A fictional film is the setting – and the excuse -for cult director Tarantino to direct his ninth feature film. Leonardo DiCaprio as past-his-prime Hollywood actor of the 50s and early 60s Rick Dalton, and Brad Pitt as Dalton’s stunt body double, chauffeur and handyman Cliff Booth come together for the first time in the famed director’s retro film of the late 60s.
Dalton is compelled to take whatever roles come his way, for his own sake as well as for Booth, who’s financially dependent on the former and who lives in a trailer adjacent to Dalton.
The milieu of ‘Once Upon a Time in Hollywood’ is of the horrific Charles Manson Family murders in 1969 which included actress Sharon Tate (Margot Robbie in the film) wife of director Roman Polanski (Rafal Zawierucha).
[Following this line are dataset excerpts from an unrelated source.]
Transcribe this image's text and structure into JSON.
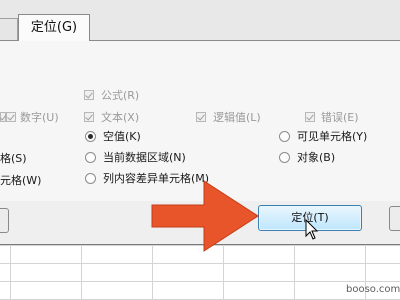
{
  "tabs": {
    "active_label": "定位(G)"
  },
  "formula_group": {
    "items": [
      {
        "label": "公式(R)",
        "checked": true,
        "enabled": false
      },
      {
        "label": "数字(U)",
        "checked": true,
        "enabled": false
      },
      {
        "label": "文本(X)",
        "checked": true,
        "enabled": false
      },
      {
        "label": "逻辑值(L)",
        "checked": true,
        "enabled": false
      },
      {
        "label": "错误(E)",
        "checked": true,
        "enabled": false
      }
    ]
  },
  "radio_options": {
    "left_partial": [
      "格(S)",
      "元格(W)"
    ],
    "middle": [
      {
        "label": "空值(K)",
        "selected": true
      },
      {
        "label": "当前数据区域(N)",
        "selected": false
      },
      {
        "label": "列内容差异单元格(M)",
        "selected": false
      }
    ],
    "right": [
      {
        "label": "可见单元格(Y)",
        "selected": false
      },
      {
        "label": "对象(B)",
        "selected": false
      }
    ]
  },
  "buttons": {
    "locate_label": "定位(T)"
  },
  "icons": {
    "arrow": "orange-arrow-icon",
    "cursor": "mouse-pointer-icon"
  },
  "colors": {
    "arrow": "#e8552a",
    "button_border": "#3c7fb1",
    "button_fill": "#bee6fd"
  },
  "watermark": {
    "text": "booso.com"
  }
}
Tarantino, in the film, builds up the story in his own inimitable style and the climactic scenes will leave the viewer – well, let’s leave it at that.  The film opens with an interview of Dalton and Booth and the viewer is handed a brief primer on stunt doubles. Dalton had starred in the Western TV series Bounty Law, and we are given a healthy dose of the genre. Backlots of the studio are liberally shown. Steve McQueen, Burt Reynolds and others are represented by actors in the film. Some of the best moments are the scenes with the eight-year-old Trudi (Julia Butters) and Mike Moh, as Bruce Lee.
On the flip side, when Dalton announces ‘I’m not the best anymore’ (tacitly admitting that he ‘was’ at one time), one is taken aback as DiCaprio just doesn’t look an aging, has-been actor.
The set decoration by Nancy Haigh, with brands, dining establishments, film posters and movie theatres of the era is worth more than a mention. Arianne Philips’s costumes are a throwback to the 60s.
Want to see the Hollywood scene of the time? Watch the film to witness the Golden Age of Hollywood and its gradual decline.